La question de fond de cet article concerne la santé alimentaire et le CETA.

Et la question est surtout de savoir comment l’homme en arrive à accepter de mettre des poils d’animaux, du sang d’animaux déshydraté, du placenta et des exosquelettes dans de la nourriture servant à nourrir d’autres animaux qu’il va lui-même manger.

Tout commence en effet avec un projet d’accord entre l’Union Européenne et le Canada en 2009.

Ce projet est celui du CETA qui ne se soucie d’ailleurs pas de notre santé alimentaire.

Malgré une très opposition forte, l’Assemblée nationale ratifia finalement le CETA le 23 juillet 2019.

Les députés préférèrent ainsi les accords financiers à la santé par 266 voix contre 213.

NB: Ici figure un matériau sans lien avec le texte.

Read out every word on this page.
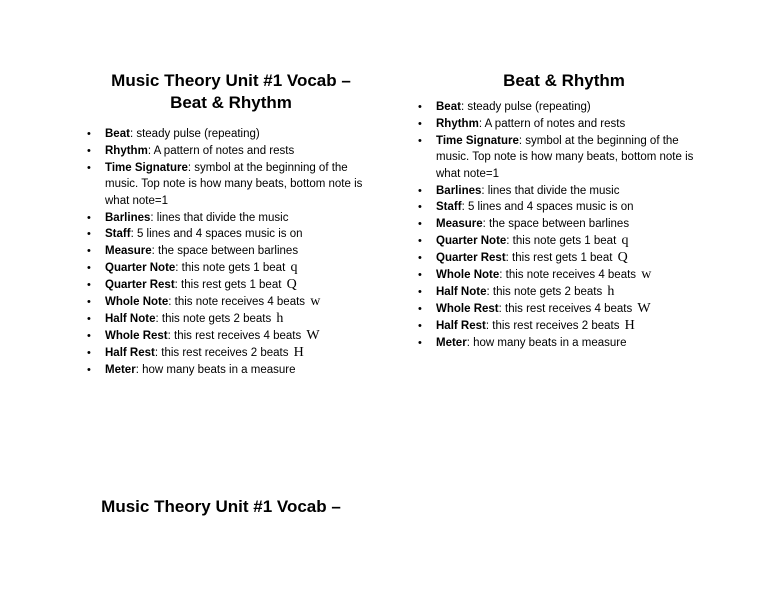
Music Theory Unit #1 Vocab –
Beat & Rhythm
• Beat: steady pulse (repeating)
• Rhythm: A pattern of notes and rests
• Time Signature: symbol at the beginning of the music. Top note is how many beats, bottom note is what note=1
• Barlines: lines that divide the music
• Staff: 5 lines and 4 spaces music is on
• Measure: the space between barlines
• Quarter Note: this note gets 1 beat q
• Quarter Rest: this rest gets 1 beat Q
• Whole Note: this note receives 4 beats w
• Half Note: this note gets 2 beats h
• Whole Rest: this rest receives 4 beats W
• Half Rest: this rest receives 2 beats H
• Meter: how many beats in a measure
Beat & Rhythm
• Beat: steady pulse (repeating)
• Rhythm: A pattern of notes and rests
• Time Signature: symbol at the beginning of the music. Top note is how many beats, bottom note is what note=1
• Barlines: lines that divide the music
• Staff: 5 lines and 4 spaces music is on
• Measure: the space between barlines
• Quarter Note: this note gets 1 beat q
• Quarter Rest: this rest gets 1 beat Q
• Whole Note: this note receives 4 beats w
• Half Note: this note gets 2 beats h
• Whole Rest: this rest receives 4 beats W
• Half Rest: this rest receives 2 beats H
• Meter: how many beats in a measure
Music Theory Unit #1 Vocab –
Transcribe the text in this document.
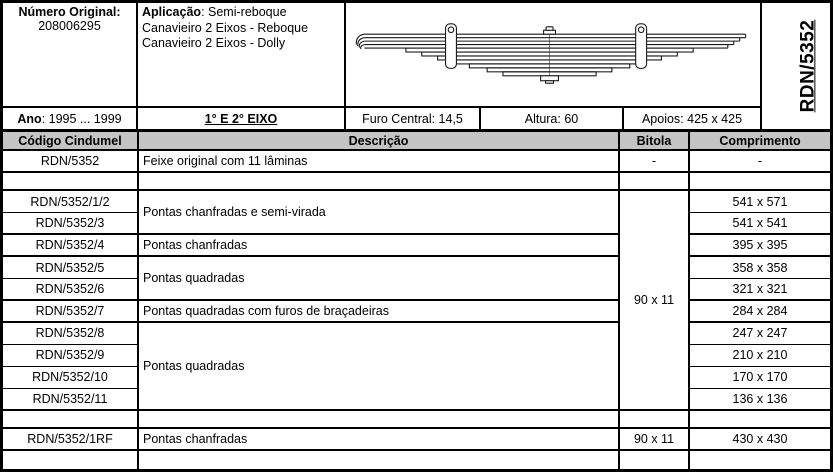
Número Original:
208006295
Aplicação: Semi-reboque
Canavieiro 2 Eixos - Reboque
Canavieiro 2 Eixos - Dolly	RDN/5352
Ano: 1995 ... 1999	1° E 2° EIXO	Furo Central: 14,5	Altura: 60	Apoios: 425 x 425
Código Cindumel	Descrição	Bitola	Comprimento
RDN/5352	Feixe original com 11 lâminas	-	-

RDN/5352/1/2	Pontas chanfradas e semi-virada	90 x 11	541 x 571
RDN/5352/3			541 x 541
RDN/5352/4	Pontas chanfradas		395 x 395
RDN/5352/5	Pontas quadradas		358 x 358
RDN/5352/6			321 x 321
RDN/5352/7	Pontas quadradas com furos de braçadeiras		284 x 284
RDN/5352/8	Pontas quadradas		247 x 247
RDN/5352/9			210 x 210
RDN/5352/10			170 x 170
RDN/5352/11			136 x 136

RDN/5352/1RF	Pontas chanfradas	90 x 11	430 x 430
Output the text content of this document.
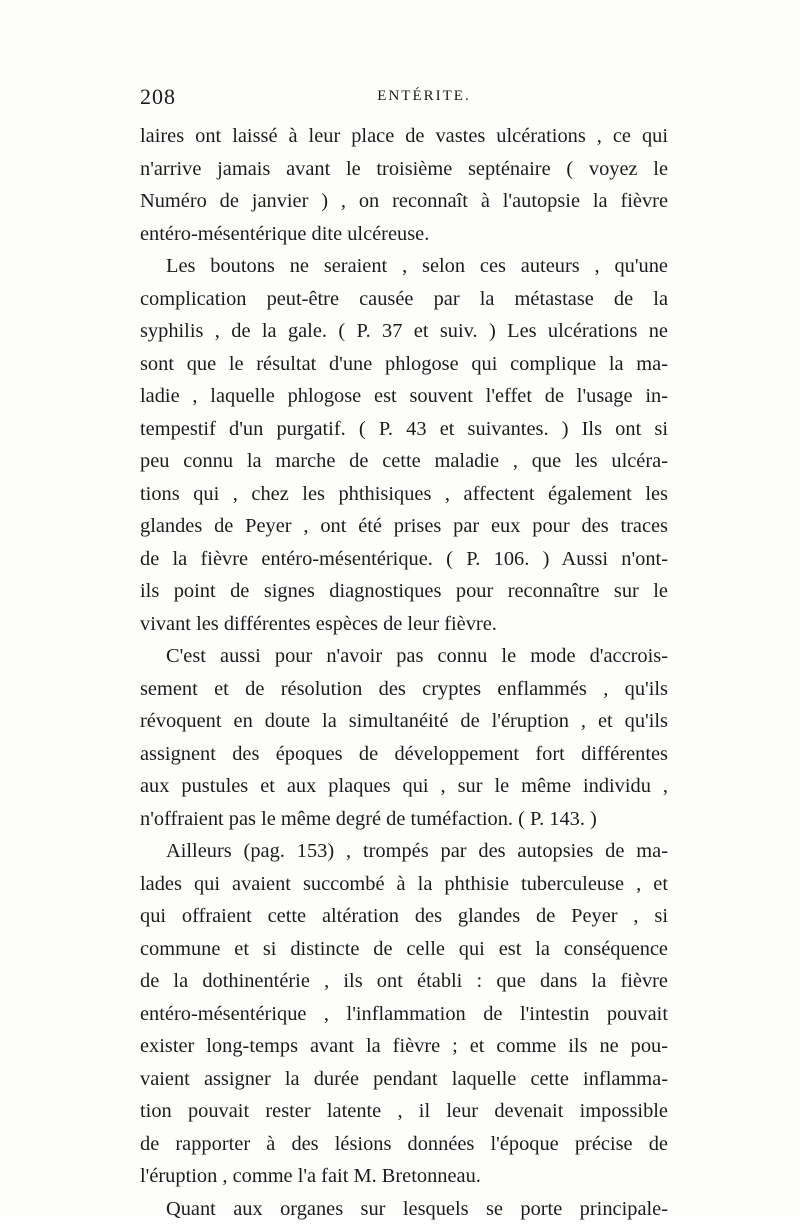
208	ENTÉRITE.
laires ont laissé à leur place de vastes ulcérations , ce qui
n'arrive jamais avant le troisième septénaire ( voyez le
Numéro de janvier ) , on reconnaît à l'autopsie la fièvre
entéro-mésentérique dite ulcéreuse.
Les boutons ne seraient , selon ces auteurs , qu'une
complication peut-être causée par la métastase de la
syphilis , de la gale. ( P. 37 et suiv. ) Les ulcérations ne
sont que le résultat d'une phlogose qui complique la ma-
ladie , laquelle phlogose est souvent l'effet de l'usage in-
tempestif d'un purgatif. ( P. 43 et suivantes. ) Ils ont si
peu connu la marche de cette maladie , que les ulcéra-
tions qui , chez les phthisiques , affectent également les
glandes de Peyer , ont été prises par eux pour des traces
de la fièvre entéro-mésentérique. ( P. 106. ) Aussi n'ont-
ils point de signes diagnostiques pour reconnaître sur le
vivant les différentes espèces de leur fièvre.
C'est aussi pour n'avoir pas connu le mode d'accrois-
sement et de résolution des cryptes enflammés , qu'ils
révoquent en doute la simultanéité de l'éruption , et qu'ils
assignent des époques de développement fort différentes
aux pustules et aux plaques qui , sur le même individu ,
n'offraient pas le même degré de tuméfaction. ( P. 143. )
Ailleurs (pag. 153) , trompés par des autopsies de ma-
lades qui avaient succombé à la phthisie tuberculeuse , et
qui offraient cette altération des glandes de Peyer , si
commune et si distincte de celle qui est la conséquence
de la dothinentérie , ils ont établi : que dans la fièvre
entéro-mésentérique , l'inflammation de l'intestin pouvait
exister long-temps avant la fièvre ; et comme ils ne pou-
vaient assigner la durée pendant laquelle cette inflamma-
tion pouvait rester latente , il leur devenait impossible
de rapporter à des lésions données l'époque précise de
l'éruption , comme l'a fait M. Bretonneau.
Quant aux organes sur lesquels se porte principale-
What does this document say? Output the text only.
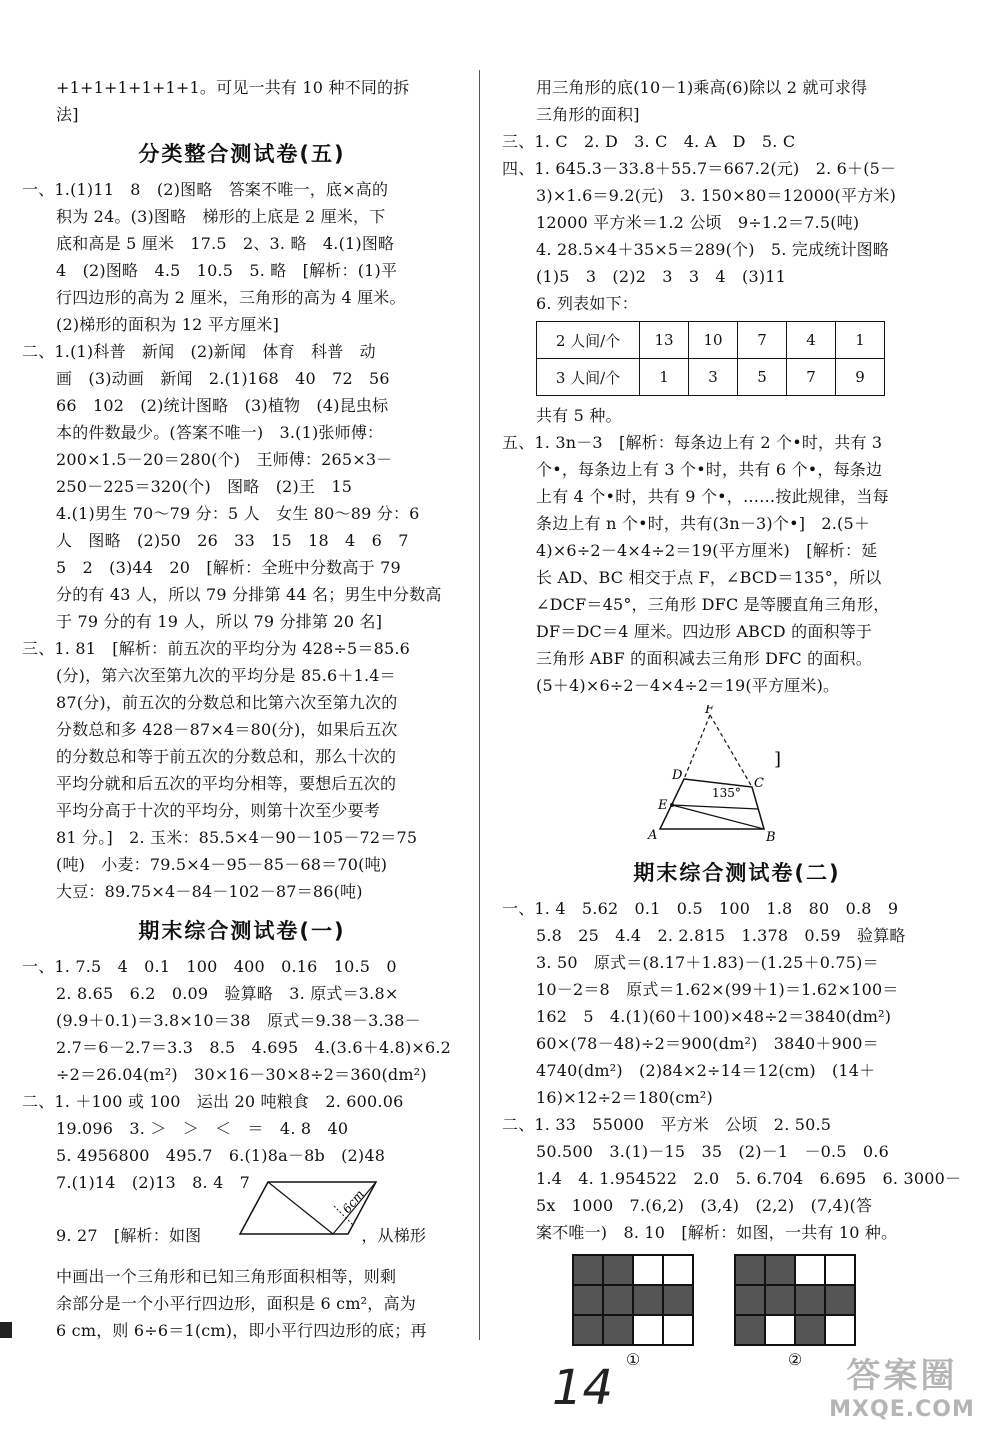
+1+1+1+1+1+1。可见一共有 10 种不同的拆
法]
分类整合测试卷(五)
一、1.(1)11　8　(2)图略　答案不唯一，底×高的
积为 24。(3)图略　梯形的上底是 2 厘米，下
底和高是 5 厘米　17.5　2、3. 略　4.(1)图略
4　(2)图略　4.5　10.5　5. 略　[解析：(1)平
行四边形的高为 2 厘米，三角形的高为 4 厘米。
(2)梯形的面积为 12 平方厘米]
二、1.(1)科普　新闻　(2)新闻　体育　科普　动
画　(3)动画　新闻　2.(1)168　40　72　56
66　102　(2)统计图略　(3)植物　(4)昆虫标
本的件数最少。(答案不唯一)　3.(1)张师傅：
200×1.5－20＝280(个)　王师傅：265×3－
250－225＝320(个)　图略　(2)王　15
4.(1)男生 70～79 分：5 人　女生 80～89 分：6
人　图略　(2)50　26　33　15　18　4　6　7
5　2　(3)44　20　[解析：全班中分数高于 79
分的有 43 人，所以 79 分排第 44 名；男生中分数高
于 79 分的有 19 人，所以 79 分排第 20 名]
三、1. 81　[解析：前五次的平均分为 428÷5＝85.6
(分)，第六次至第九次的平均分是 85.6＋1.4＝
87(分)，前五次的分数总和比第六次至第九次的
分数总和多 428－87×4＝80(分)，如果后五次
的分数总和等于前五次的分数总和，那么十次的
平均分就和后五次的平均分相等，要想后五次的
平均分高于十次的平均分，则第十次至少要考
81 分。]　2. 玉米：85.5×4－90－105－72＝75
(吨)　小麦：79.5×4－95－85－68＝70(吨)
大豆：89.75×4－84－102－87＝86(吨)
期末综合测试卷(一)
一、1. 7.5　4　0.1　100　400　0.16　10.5　0
2. 8.65　6.2　0.09　验算略　3. 原式＝3.8×
(9.9＋0.1)＝3.8×10＝38　原式＝9.38－3.38－
2.7＝6－2.7＝3.3　8.5　4.695　4.(3.6＋4.8)×6.2
÷2＝26.04(m²)　30×16－30×8÷2＝360(dm²)
二、1. ＋100 或 100　运出 20 吨粮食　2. 600.06
19.096　3. ＞　＞　＜　＝　4. 8　40
5. 4956800　495.7　6.(1)8a－8b　(2)48
7.(1)14　(2)13　8. 4　7
9. 27　[解析：如图	，从梯形
中画出一个三角形和已知三角形面积相等，则剩
余部分是一个小平行四边形，面积是 6 cm²，高为
6 cm，则 6÷6＝1(cm)，即小平行四边形的底；再
6cm
用三角形的底(10－1)乘高(6)除以 2 就可求得
三角形的面积]
三、1. C　2. D　3. C　4. A　D　5. C
四、1. 645.3－33.8＋55.7＝667.2(元)　2. 6＋(5－
3)×1.6＝9.2(元)　3. 150×80＝12000(平方米)
12000 平方米＝1.2 公顷　9÷1.2＝7.5(吨)
4. 28.5×4＋35×5＝289(个)　5. 完成统计图略
(1)5　3　(2)2　3　3　4　(3)11
6. 列表如下：
2 人间/个	13	10	7	4	1
3 人间/个	1	3	5	7	9
共有 5 种。
五、1. 3n－3　[解析：每条边上有 2 个•时，共有 3
个•，每条边上有 3 个•时，共有 6 个•，每条边
上有 4 个•时，共有 9 个•，……按此规律，当每
条边上有 n 个•时，共有(3n－3)个•]　2.(5＋
4)×6÷2－4×4÷2＝19(平方厘米)　[解析：延
长 AD、BC 相交于点 F，∠BCD＝135°，所以
∠DCF＝45°，三角形 DFC 是等腰直角三角形，
DF＝DC＝4 厘米。四边形 ABCD 的面积等于
三角形 ABF 的面积减去三角形 DFC 的面积。
(5＋4)×6÷2－4×4÷2＝19(平方厘米)。
F
D
E
C
A	B
135°
]
期末综合测试卷(二)
一、1. 4　5.62　0.1　0.5　100　1.8　80　0.8　9
5.8　25　4.4　2. 2.815　1.378　0.59　验算略
3. 50　原式＝(8.17＋1.83)－(1.25＋0.75)＝
10－2＝8　原式＝1.62×(99＋1)＝1.62×100＝
162　5　4.(1)(60＋100)×48÷2＝3840(dm²)
60×(78－48)÷2＝900(dm²)　3840＋900＝
4740(dm²)　(2)84×2÷14＝12(cm)　(14＋
16)×12÷2＝180(cm²)
二、1. 33　55000　平方米　公顷　2. 50.5
50.500　3.(1)－15　35　(2)－1　－0.5　0.6
1.4　4. 1.954522　2.0　5. 6.704　6.695　6. 3000－
5x　1000　7.(6,2)　(3,4)　(2,2)　(7,4)(答
案不唯一)　8. 10　[解析：如图，一共有 10 种。
①	②
14	答案圈
MXQE.COM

Accord anti – démocratique

Cet accord économique se nomme précisément Comprehensive Economic and Trade Agreement en langue du Canada.

Soit un Accord Économique et Commercial Global (AECG).

Cet AECG va ainsi impacter juridiquement les 27 États membres de l’Union Européenne et leurs productions agricoles.

Cela concerne donc environ 742 millions d »habitants contre seulement 35 millions de Canadiens.

Mais il va surtout bafouer notre droit Européen démocratique.

Porte d’entrée des Amériques, le CETA supprime surtout les droits de douanes.

Cette suppression impacte ainsi 98 % des produits échangés avec l’U.E :

La seule contre partie du mécanisme CETA serait une augmentation de 25 % des échanges commerciaux.

Cette augmentation porte notamment sur les biens et les services entre les deux parties.

C’est probablement la raison qui amena les députés français à approuver le 23 juillet 2019 la ratification du traité de libre-échange entre l’Union européenne et le Canada (par 266 voix contre 213).

Un déni de démocratie donc entre notre santé alimentaire et le CETA.

Europe versus CETA et santé

Le CETA était déjà en vigueur provisoirement depuis le 21 septembre 2017.

Soit huit ans après le démarrage des négociations de 2009.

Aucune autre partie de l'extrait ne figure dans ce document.